Effect of the victory in England.

The victory of Talavera was a great one, and the English ministry recognized it as such by raising Wellesley to the Peerage as Viscount Wellington. Nevertheless it was open to the cavils of the Opposition, for it could be truly urged that it had not produced any permanent advantage, and had been followed by a somewhat disastrous retreat. In Parliament some Opposition speakers even went so far as to urge that the name of the commander should be omitted from the vote of thanks to be given to the army. But it was in fact the weak war administration in England which rendered it useless. Our resources had been wasted in the pompous and ridiculous Walcheren expedition, and in a second expedition, almost as useless, which was despatched to Italy, where it was unable to effect anything, and had to withdraw to Sicily.
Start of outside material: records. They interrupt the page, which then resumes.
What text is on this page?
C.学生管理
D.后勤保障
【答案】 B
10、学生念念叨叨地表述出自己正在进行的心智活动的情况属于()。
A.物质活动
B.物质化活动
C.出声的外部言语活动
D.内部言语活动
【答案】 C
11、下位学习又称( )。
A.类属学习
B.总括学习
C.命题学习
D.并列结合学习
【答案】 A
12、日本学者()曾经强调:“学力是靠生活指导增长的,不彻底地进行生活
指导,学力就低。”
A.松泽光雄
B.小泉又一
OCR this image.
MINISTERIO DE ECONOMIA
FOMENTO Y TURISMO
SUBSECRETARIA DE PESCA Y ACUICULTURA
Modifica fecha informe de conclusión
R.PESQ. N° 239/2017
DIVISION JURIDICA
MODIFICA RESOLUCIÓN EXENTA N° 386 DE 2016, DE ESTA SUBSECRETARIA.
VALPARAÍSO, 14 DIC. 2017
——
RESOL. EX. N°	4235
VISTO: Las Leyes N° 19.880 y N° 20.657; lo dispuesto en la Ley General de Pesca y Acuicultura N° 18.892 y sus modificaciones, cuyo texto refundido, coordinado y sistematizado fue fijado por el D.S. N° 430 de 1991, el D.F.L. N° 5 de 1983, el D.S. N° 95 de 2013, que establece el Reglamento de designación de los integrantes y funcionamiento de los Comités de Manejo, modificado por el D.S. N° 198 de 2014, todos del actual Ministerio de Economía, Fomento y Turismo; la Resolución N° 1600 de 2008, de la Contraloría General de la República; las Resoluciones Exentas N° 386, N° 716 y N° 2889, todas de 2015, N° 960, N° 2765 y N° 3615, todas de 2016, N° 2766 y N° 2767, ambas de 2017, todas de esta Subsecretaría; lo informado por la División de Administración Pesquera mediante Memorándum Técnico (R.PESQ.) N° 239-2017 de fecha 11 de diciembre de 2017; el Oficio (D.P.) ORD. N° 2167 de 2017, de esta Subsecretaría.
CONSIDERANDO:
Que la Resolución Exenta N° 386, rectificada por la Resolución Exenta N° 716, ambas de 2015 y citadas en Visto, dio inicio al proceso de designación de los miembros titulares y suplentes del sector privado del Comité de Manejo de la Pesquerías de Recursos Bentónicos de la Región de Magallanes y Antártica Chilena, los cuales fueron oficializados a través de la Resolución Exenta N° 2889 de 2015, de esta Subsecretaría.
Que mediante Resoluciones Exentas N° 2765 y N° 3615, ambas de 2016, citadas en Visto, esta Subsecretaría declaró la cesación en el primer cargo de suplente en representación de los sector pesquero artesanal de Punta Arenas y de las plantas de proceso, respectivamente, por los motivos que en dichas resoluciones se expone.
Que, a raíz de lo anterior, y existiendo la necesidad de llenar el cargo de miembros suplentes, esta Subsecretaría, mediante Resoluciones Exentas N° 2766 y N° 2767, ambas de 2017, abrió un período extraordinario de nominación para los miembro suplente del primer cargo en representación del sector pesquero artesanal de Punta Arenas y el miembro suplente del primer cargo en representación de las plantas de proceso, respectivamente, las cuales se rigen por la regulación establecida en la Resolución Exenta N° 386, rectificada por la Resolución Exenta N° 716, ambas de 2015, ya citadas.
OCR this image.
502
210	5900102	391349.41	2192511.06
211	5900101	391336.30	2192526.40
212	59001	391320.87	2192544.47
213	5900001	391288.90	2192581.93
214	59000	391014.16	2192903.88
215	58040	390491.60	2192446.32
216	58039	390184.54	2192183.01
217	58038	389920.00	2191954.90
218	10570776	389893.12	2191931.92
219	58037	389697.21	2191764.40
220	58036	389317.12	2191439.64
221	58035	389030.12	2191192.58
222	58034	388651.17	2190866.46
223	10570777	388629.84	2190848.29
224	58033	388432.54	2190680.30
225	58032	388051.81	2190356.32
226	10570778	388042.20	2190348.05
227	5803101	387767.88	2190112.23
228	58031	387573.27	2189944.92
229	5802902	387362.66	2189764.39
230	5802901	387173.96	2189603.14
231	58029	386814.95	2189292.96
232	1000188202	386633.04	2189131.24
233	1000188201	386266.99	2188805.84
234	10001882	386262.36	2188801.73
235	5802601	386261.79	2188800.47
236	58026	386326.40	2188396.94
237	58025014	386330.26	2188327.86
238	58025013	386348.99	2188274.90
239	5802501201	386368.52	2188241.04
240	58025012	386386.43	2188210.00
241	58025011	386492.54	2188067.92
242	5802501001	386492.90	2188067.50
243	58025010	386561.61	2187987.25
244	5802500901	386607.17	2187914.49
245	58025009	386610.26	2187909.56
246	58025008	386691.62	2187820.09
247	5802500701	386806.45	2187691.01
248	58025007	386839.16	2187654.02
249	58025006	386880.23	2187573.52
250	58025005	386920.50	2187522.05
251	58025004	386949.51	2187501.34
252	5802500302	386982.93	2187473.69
French victories. Nov. 1809.

When Wellington withdrew from Talavera, after waiting some time on the Guadiana, he took up his position in the more northern part of Portugal, near Almeida, preparing for the defence of the country. During his inactivity there the advance of the French was nearly unchecked. They marched into Aragon and Catalonia, and defeated an army of 50,000 Spaniards at Ocana (Nov. 20), thus throwing open the province of La Mancha, and obtaining an opportunity for further advance into Andalusia. This province was also overrun, with the exception of Cadiz, which was saved by General Albuquerque. The invasion thus formed itself into three defined divisions; an army for the invasion of Portugal, an army for the completion of the conquest of Andalusia, and an army in Catalonia, while the King and his Imperial Guards formed an army in the centre. Having thus borne down all opposition in Spain, Napoleon's intention was to overrun Portugal in the following year. His army for the purpose was placed under the command of Massena, while Soult was intrusted with the operations next in importance, and directed against Cadiz.